Entrevue salutaire

À moins d’y avoir des amis, de la famille, un conjoint, il est des rues parisiennes que l’on n’arpente jamais ; la rue des Eaux est de celles-ci. Au détail près que s’y trouve une antenne du consulat d’Algérie.
C’est devant cette oasis diplomatique, aux aurores, tandis que je sors d’une nuit blanche, que, me dirigeant vers ma brêle garée à quelques numéros, j’aperçois Lamia, le cul posé sur le trottoir, la tête enfouie dans ses jambes ramassées.
- Ça va aller ?
- Oui, oui, merci ; j’attends 8h30, que ça ouvre, me répond-t-elle en sanglotant.
- Ça vous met dans un drôle d’état, d’attendre.
- C’est que j’ai peur.
- De…?
- Qu’ils refusent de me faire un prêt.
- De…?
- D’argent.
- Ah ben, désolé de vous l’dire comme ça, mais vous pouvez toujours prier Allah... C’est un consulat, pas une banque.
- Je n’ai rien dans ce pays. Pas de compte, pas de carte. J’ai suivi mon mari ici, en France. Il est violent. Je veux rentrer.
- Aie. Bon, bah à défaut de vous renvoyer chez vous en first, ils ont sûrement de bonnes adresses. En tout cas, il est même pas 7h30, vous en avez pour une plombe. Un café pas loin, ça vous dit ?
- Plutôt un thé.
Au Kennedy Eiffel, on s’installe au fond de la salle, Lamia lorgnant d’un œil inquiet vers les habitués du lieu, déjà cigarillo en bouche et verre de blanc à la main. Puis se tournant vers moi :
- Les hommes boivent de bonne heure, ici.
- Le folklore français…
- Mehdi, lui, ne boit pas une goutte. Mais dites-moi, vous n’alliez pas au travail ?
- Pas vraiment, je sortais de chez une copine.
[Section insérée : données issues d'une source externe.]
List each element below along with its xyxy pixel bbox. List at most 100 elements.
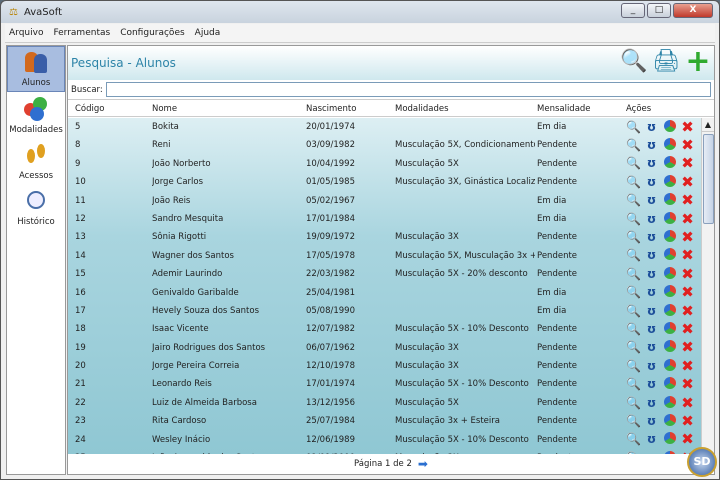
delete-button[interactable]: ✖ [680,156,695,171]
scroll-up-icon[interactable]: ▲ [702,118,714,132]
delete-button[interactable]: ✖ [680,248,695,263]
column-header-codigo[interactable]: Código [75,100,145,118]
table-row[interactable]: 11 João Reis 05/02/1967 Em dia 🔍 ʊ ✖ [68,192,702,210]
delete-button[interactable]: ✖ [680,303,695,319]
delete-button[interactable]: ✖ [680,119,695,135]
table-row[interactable]: 5 Bokita 20/01/1974 Em dia 🔍 ʊ ✖ [68,118,702,136]
view-button[interactable]: 🔍 [626,322,641,337]
stethoscope-icon[interactable]: ʊ [644,285,659,300]
print-button[interactable]: 🖨 [652,48,680,76]
table-row[interactable]: 17 Hevely Souza dos Santos 05/08/1990 Em di… [68,302,702,320]
stethoscope-icon[interactable]: ʊ [644,432,659,447]
menu-ferramentas[interactable]: Ferramentas [53,28,110,38]
view-button[interactable]: 🔍 [626,285,641,300]
modalidades-icon[interactable] [662,321,677,337]
vertical-scrollbar[interactable]: ▲ [701,118,714,456]
table-row[interactable]: 9 João Norberto 10/04/1992 Musculação 5X Pen… [68,155,702,173]
modalidades-icon[interactable] [662,303,677,319]
stethoscope-icon[interactable]: ʊ [644,248,659,263]
view-button[interactable]: 🔍 [626,359,641,374]
view-button[interactable]: 🔍 [626,175,641,190]
menu-arquivo[interactable]: Arquivo [9,28,43,38]
delete-button[interactable]: ✖ [680,413,695,429]
modalidades-icon[interactable] [662,377,677,392]
modalidades-icon[interactable] [662,285,677,300]
stethoscope-icon[interactable]: ʊ [644,396,659,411]
stethoscope-icon[interactable]: ʊ [644,175,659,190]
column-header-modalidades[interactable]: Modalidades [395,100,535,118]
table-row[interactable]: 23 Rita Cardoso 25/07/1984 Musculação 3x + … [68,412,702,430]
scroll-thumb[interactable] [703,134,714,224]
table-row[interactable]: 8 Reni 03/09/1982 Musculação 5X, Condiciona… [68,136,702,154]
table-row[interactable]: 10 Jorge Carlos 01/05/1985 Musculação 3X, G… [68,173,702,191]
stethoscope-icon[interactable]: ʊ [644,193,659,208]
sidebar-item-modalidades[interactable]: Modalidades [7,92,65,138]
modalidades-icon[interactable] [662,174,677,190]
modalidades-icon[interactable] [662,248,677,263]
stethoscope-icon[interactable]: ʊ [644,230,659,245]
delete-button[interactable]: ✖ [680,358,695,374]
delete-button[interactable]: ✖ [680,321,695,337]
stethoscope-icon[interactable]: ʊ [644,212,659,227]
column-header-nome[interactable]: Nome [152,100,302,118]
table-row[interactable]: 18 Isaac Vicente 12/07/1982 Musculação 5X -… [68,320,702,338]
delete-button[interactable]: ✖ [680,432,695,447]
stethoscope-icon[interactable]: ʊ [644,377,659,392]
stethoscope-icon[interactable]: ʊ [644,120,659,135]
column-header-nascimento[interactable]: Nascimento [306,100,391,118]
delete-button[interactable]: ✖ [680,174,695,190]
menu-ajuda[interactable]: Ajuda [195,28,221,38]
table-row[interactable]: 24 Wesley Inácio 12/06/1989 Musculação 5X -… [68,431,702,449]
view-button[interactable]: 🔍 [626,248,641,263]
view-button[interactable]: 🔍 [626,138,641,153]
view-button[interactable]: 🔍 [626,267,641,282]
maximize-button[interactable]: □ [647,3,671,18]
stethoscope-icon[interactable]: ʊ [644,414,659,429]
delete-button[interactable]: ✖ [680,138,695,153]
table-row[interactable]: 12 Sandro Mesquita 17/01/1984 Em dia 🔍 ʊ ✖ [68,210,702,228]
add-button[interactable]: + [684,47,712,77]
table-row[interactable]: 21 Leonardo Reis 17/01/1974 Musculação 5X -… [68,375,702,393]
view-button[interactable]: 🔍 [626,304,641,319]
view-button[interactable]: 🔍 [626,340,641,355]
search-input[interactable] [105,82,711,97]
stethoscope-icon[interactable]: ʊ [644,359,659,374]
modalidades-icon[interactable] [662,413,677,429]
delete-button[interactable]: ✖ [680,377,695,392]
view-button[interactable]: 🔍 [626,230,641,245]
stethoscope-icon[interactable]: ʊ [644,340,659,355]
stethoscope-icon[interactable]: ʊ [644,322,659,337]
menu-configuracoes[interactable]: Configurações [120,28,184,38]
view-button[interactable]: 🔍 [626,212,641,227]
view-button[interactable]: 🔍 [626,193,641,208]
view-button[interactable]: 🔍 [626,156,641,171]
delete-button[interactable]: ✖ [680,266,695,282]
modalidades-icon[interactable] [662,395,677,411]
column-header-mensalidade[interactable]: Mensalidade [537,100,622,118]
delete-button[interactable]: ✖ [680,395,695,411]
modalidades-icon[interactable] [662,432,677,447]
modalidades-icon[interactable] [662,340,677,355]
view-button[interactable]: 🔍 [626,432,641,447]
delete-button[interactable]: ✖ [680,285,695,300]
table-row[interactable]: 19 Jairo Rodrigues dos Santos 06/07/1962 Mu… [68,339,702,357]
delete-button[interactable]: ✖ [680,340,695,355]
table-row[interactable]: 16 Genivaldo Garibalde 25/04/1981 Em dia 🔍 ʊ ✖ [68,284,702,302]
search-button[interactable]: 🔍 [620,48,648,76]
table-row[interactable]: 22 Luiz de Almeida Barbosa 13/12/1956 Muscu… [68,394,702,412]
view-button[interactable]: 🔍 [626,377,641,392]
modalidades-icon[interactable] [662,156,677,171]
view-button[interactable]: 🔍 [626,120,641,135]
next-page-arrow-icon[interactable]: ➡ [418,457,428,471]
sidebar-item-alunos[interactable]: Alunos [7,46,65,92]
sidebar-item-historico[interactable]: Histórico [7,184,65,230]
table-row[interactable]: 20 Jorge Pereira Correia 12/10/1978 Muscula… [68,357,702,375]
modalidades-icon[interactable] [662,119,677,135]
delete-button[interactable]: ✖ [680,193,695,208]
stethoscope-icon[interactable]: ʊ [644,267,659,282]
view-button[interactable]: 🔍 [626,396,641,411]
sidebar-item-acessos[interactable]: Acessos [7,138,65,184]
stethoscope-icon[interactable]: ʊ [644,138,659,153]
modalidades-icon[interactable] [662,138,677,153]
view-button[interactable]: 🔍 [626,414,641,429]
- Si tôt ? Ah, c’est votre petite amie.
- Voilà. En gros.
- Je crois avoir compris. Vous ne la frappez pas, j’espère.
- Sur demande uniquement.
- Sur demande ?
- Bah, au lit quoi, elle aime que je lui claq-…
- Stop. Et donc vous ne travaillez pas ?
- Non.
- Pas d’épouse, des pratiques malsaines avec des filles d’un soir, sans emploi… On croit toujours que c’est mieux chez les autres, et puis…
Son portable retentit.
- C’est lui. Mehdi, mon mari. Excusez-moi, je sors d’ici pour lui répondre.
Un bon quart d’heure plus tard, les consos réglées, je quitte le bar. Sur le trottoir d’en face, sous l’abribus, j’ai juste le temps de croiser le regard fuyant de Lamia avant de la voir s’engouffrer entre les portes du 72.